Through this project, we were able to bring together a myriad of experts whose task was to find ways to eliminate waste and achieve the regenerative, sustainable goals of a circular economy.
While this is an emerging market, it is clear that there are many people across Canada working on developing renewable materials (from forestry, agriculture, marine environments and by-products waste streams) and turning these materials into everyday products like bioplastic packaging or soy-based foam for car seats. These new products and processes represent a huge opportunity for growth and innovation.
What are the Opportunities?
The market-place for these circular economy solutions and bioproducts is still quite early, and many products and value-chains are still being developed.
Innovators and researchers are looking at a multitude of industrial and manufacturing processes and developing new ways to eliminate waste, new ways to reuse materials, and new products that could be built. This drive for innovation and better ways of doing things will continue to grow over time and lead to new products, new technology ideas, new companies being launched, and potentially whole new industries.
For example, at the Reverse Pitch event we heard from several leading companies looking for innovative ideas:
- Ford Motor Company who is looking to improve the sustainable content in automotive plastics through:
- Solutions for incorporation of wood or natural fibres to thermoplastics without degradation and odour
- Carbon filler materials from wood with conductive properties that resemble carbon nanotubes (CNT) and graphene
- Suzano, one of the largest forest products companies in the world, who is seeking sustainable barrier coatings for flexible paper packaging.
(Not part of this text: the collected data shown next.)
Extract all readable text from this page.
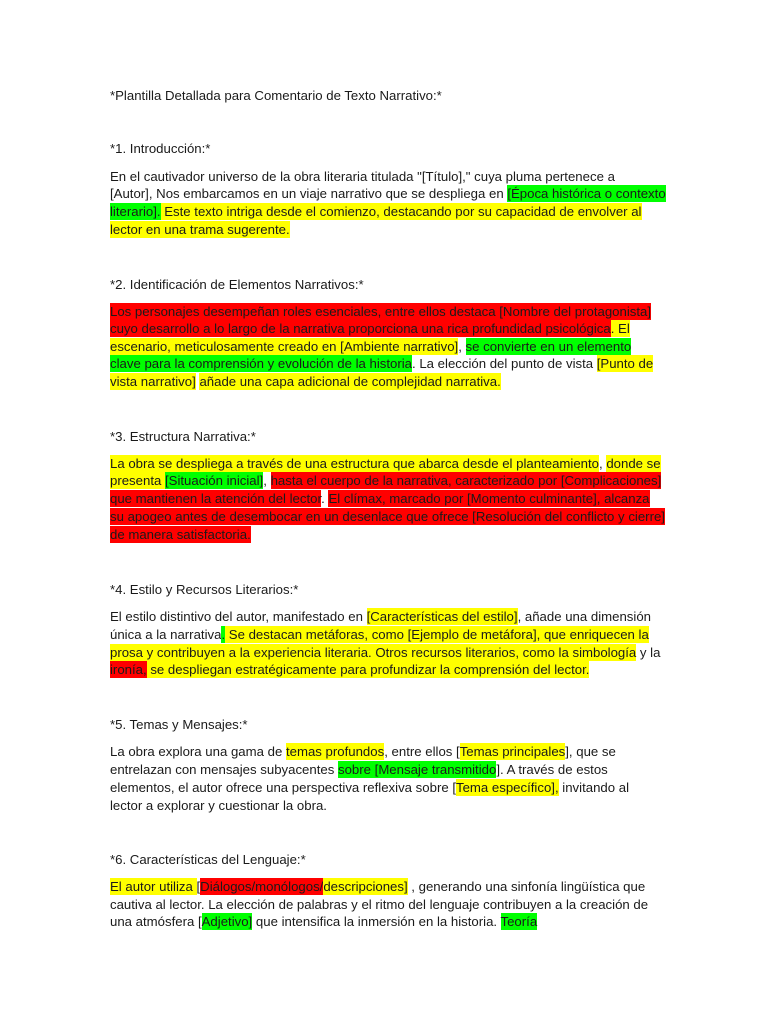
*Plantilla Detallada para Comentario de Texto Narrativo:*
*1. Introducción:*
En el cautivador universo de la obra literaria titulada "[Título]," cuya pluma pertenece a
[Autor], Nos embarcamos en un viaje narrativo que se despliega en [Época histórica o contexto
literario]. Este texto intriga desde el comienzo, destacando por su capacidad de envolver al
lector en una trama sugerente.
*2. Identificación de Elementos Narrativos:*
Los personajes desempeñan roles esenciales, entre ellos destaca [Nombre del protagonista]
cuyo desarrollo a lo largo de la narrativa proporciona una rica profundidad psicológica. El
escenario, meticulosamente creado en [Ambiente narrativo], se convierte en un elemento
clave para la comprensión y evolución de la historia. La elección del punto de vista [Punto de
vista narrativo] añade una capa adicional de complejidad narrativa.
*3. Estructura Narrativa:*
La obra se despliega a través de una estructura que abarca desde el planteamiento, donde se
presenta [Situación inicial], hasta el cuerpo de la narrativa, caracterizado por [Complicaciones]
que mantienen la atención del lector. El clímax, marcado por [Momento culminante], alcanza
su apogeo antes de desembocar en un desenlace que ofrece [Resolución del conflicto y cierre]
de manera satisfactoria.
*4. Estilo y Recursos Literarios:*
El estilo distintivo del autor, manifestado en [Características del estilo], añade una dimensión
única a la narrativa. Se destacan metáforas, como [Ejemplo de metáfora], que enriquecen la
prosa y contribuyen a la experiencia literaria. Otros recursos literarios, como la simbología y la
ironía, se despliegan estratégicamente para profundizar la comprensión del lector.
*5. Temas y Mensajes:*
La obra explora una gama de temas profundos, entre ellos [Temas principales], que se
entrelazan con mensajes subyacentes sobre [Mensaje transmitido]. A través de estos
elementos, el autor ofrece una perspectiva reflexiva sobre [Tema específico], invitando al
lector a explorar y cuestionar la obra.
*6. Características del Lenguaje:*
El autor utiliza [Diálogos/monólogos/descripciones] , generando una sinfonía lingüística que
cautiva al lector. La elección de palabras y el ritmo del lenguaje contribuyen a la creación de
una atmósfera [Adjetivo] que intensifica la inmersión en la historia. Teoría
- Lafarge Canada, who is looking for bio-based alternatives (either from traditional industries or by-product waste streams) to incorporate into their cement and aggregate materials.
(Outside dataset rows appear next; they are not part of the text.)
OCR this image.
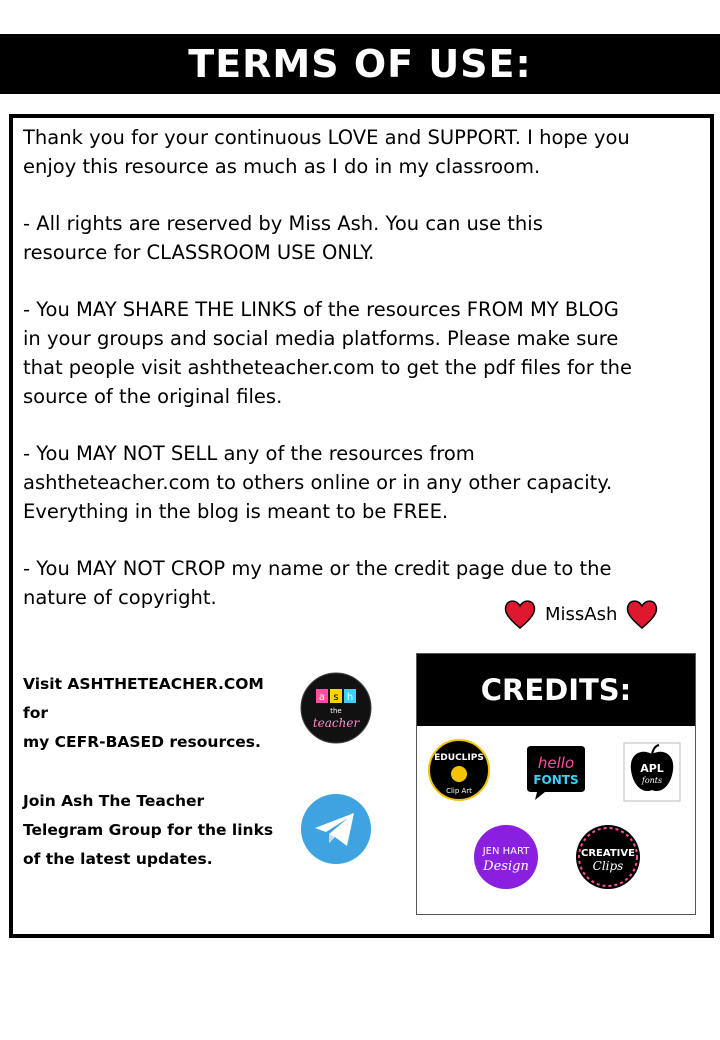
TERMS OF USE:

Thank you for your continuous LOVE and SUPPORT. I hope you
enjoy this resource as much as I do in my classroom.

- All rights are reserved by Miss Ash. You can use this
resource for CLASSROOM USE ONLY.

- You MAY SHARE THE LINKS of the resources FROM MY BLOG
in your groups and social media platforms. Please make sure
that people visit ashtheteacher.com to get the pdf files for the
source of the original files.

- You MAY NOT SELL any of the resources from
ashtheteacher.com to others online or in any other capacity.
Everything in the blog is meant to be FREE.

- You MAY NOT CROP my name or the credit page due to the
nature of copyright.

MissAsh
Visit ASHTHETEACHER.COM for
my CEFR-BASED resources.
a s h
the
teacher
Join Ash The Teacher
Telegram Group for the links
of the latest updates.
CREDITS:
EDUCLIPS
Clip Art
hello
FONTS
APL
fonts
JEN HART
Design
CREATIVE
Clips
Trends & What’s Next in the Circular Bioeconomy
These large companies understand that ongoing trends like increased recycling, extended regulations, consumer demand for sustainable products, and the overall drive to net-zero means that they will have to seek out ways to accelerate their innovative plans in order to develop circular solutions and novel bioproducts within the necessary time frames.
The demand is growing with the solutions providers as well – there was a significant interest in this event among researchers and technologists, many in traditional resource-based industries such as forestry.
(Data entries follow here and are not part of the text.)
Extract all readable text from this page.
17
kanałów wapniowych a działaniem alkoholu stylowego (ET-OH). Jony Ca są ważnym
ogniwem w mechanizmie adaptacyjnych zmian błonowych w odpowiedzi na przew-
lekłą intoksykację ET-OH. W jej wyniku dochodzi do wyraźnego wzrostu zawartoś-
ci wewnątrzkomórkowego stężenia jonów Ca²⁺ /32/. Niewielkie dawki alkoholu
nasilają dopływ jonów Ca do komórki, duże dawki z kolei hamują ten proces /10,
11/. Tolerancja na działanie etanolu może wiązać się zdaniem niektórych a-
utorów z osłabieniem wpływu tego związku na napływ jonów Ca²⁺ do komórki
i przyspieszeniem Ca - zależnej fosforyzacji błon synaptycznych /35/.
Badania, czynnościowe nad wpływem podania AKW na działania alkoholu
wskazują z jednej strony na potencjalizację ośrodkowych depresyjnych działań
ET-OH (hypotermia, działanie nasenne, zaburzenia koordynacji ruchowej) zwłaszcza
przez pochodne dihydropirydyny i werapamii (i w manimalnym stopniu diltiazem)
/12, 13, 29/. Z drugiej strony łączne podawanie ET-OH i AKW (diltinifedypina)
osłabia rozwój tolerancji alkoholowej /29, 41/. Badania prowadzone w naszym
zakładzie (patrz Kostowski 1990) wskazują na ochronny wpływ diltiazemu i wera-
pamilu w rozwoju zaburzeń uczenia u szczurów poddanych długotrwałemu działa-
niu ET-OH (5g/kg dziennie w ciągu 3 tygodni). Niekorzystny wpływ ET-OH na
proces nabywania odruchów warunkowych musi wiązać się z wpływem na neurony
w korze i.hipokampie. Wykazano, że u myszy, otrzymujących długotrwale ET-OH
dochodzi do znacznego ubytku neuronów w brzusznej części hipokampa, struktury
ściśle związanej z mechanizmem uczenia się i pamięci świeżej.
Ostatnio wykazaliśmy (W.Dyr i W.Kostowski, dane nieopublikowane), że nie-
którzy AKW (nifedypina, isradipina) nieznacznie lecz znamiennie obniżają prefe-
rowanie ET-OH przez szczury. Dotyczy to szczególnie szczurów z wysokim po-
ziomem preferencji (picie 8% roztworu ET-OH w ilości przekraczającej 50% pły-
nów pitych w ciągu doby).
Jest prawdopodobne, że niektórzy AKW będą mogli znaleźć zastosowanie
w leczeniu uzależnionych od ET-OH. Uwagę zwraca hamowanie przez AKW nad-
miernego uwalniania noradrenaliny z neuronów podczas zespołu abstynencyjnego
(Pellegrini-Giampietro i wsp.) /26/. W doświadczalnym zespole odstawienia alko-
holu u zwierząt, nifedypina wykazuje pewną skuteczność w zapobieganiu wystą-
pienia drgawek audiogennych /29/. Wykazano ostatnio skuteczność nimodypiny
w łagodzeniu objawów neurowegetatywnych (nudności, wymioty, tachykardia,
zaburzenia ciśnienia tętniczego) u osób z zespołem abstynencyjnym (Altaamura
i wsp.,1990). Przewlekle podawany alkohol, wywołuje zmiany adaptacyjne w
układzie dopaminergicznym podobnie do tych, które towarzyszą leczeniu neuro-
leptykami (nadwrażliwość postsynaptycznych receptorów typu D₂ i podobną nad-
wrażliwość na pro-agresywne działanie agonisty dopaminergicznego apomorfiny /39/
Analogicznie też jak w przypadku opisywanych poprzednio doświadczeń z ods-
The BC CORE Cleantech Cluster has a mission to support a clean economy and position BC as a global centre for innovation, talent and capital to scale cleantech innovation. It was exciting to see this mission come to life in this well-attended event that brought together innovators and leaders in the emerging market, and offered real deal-making introductions.
Market acceleration programs and events, such as the Reverse Pitch event (and other industrial challenges), are needed to support resource sectors as they transform into a value-added, circular bioeconomy.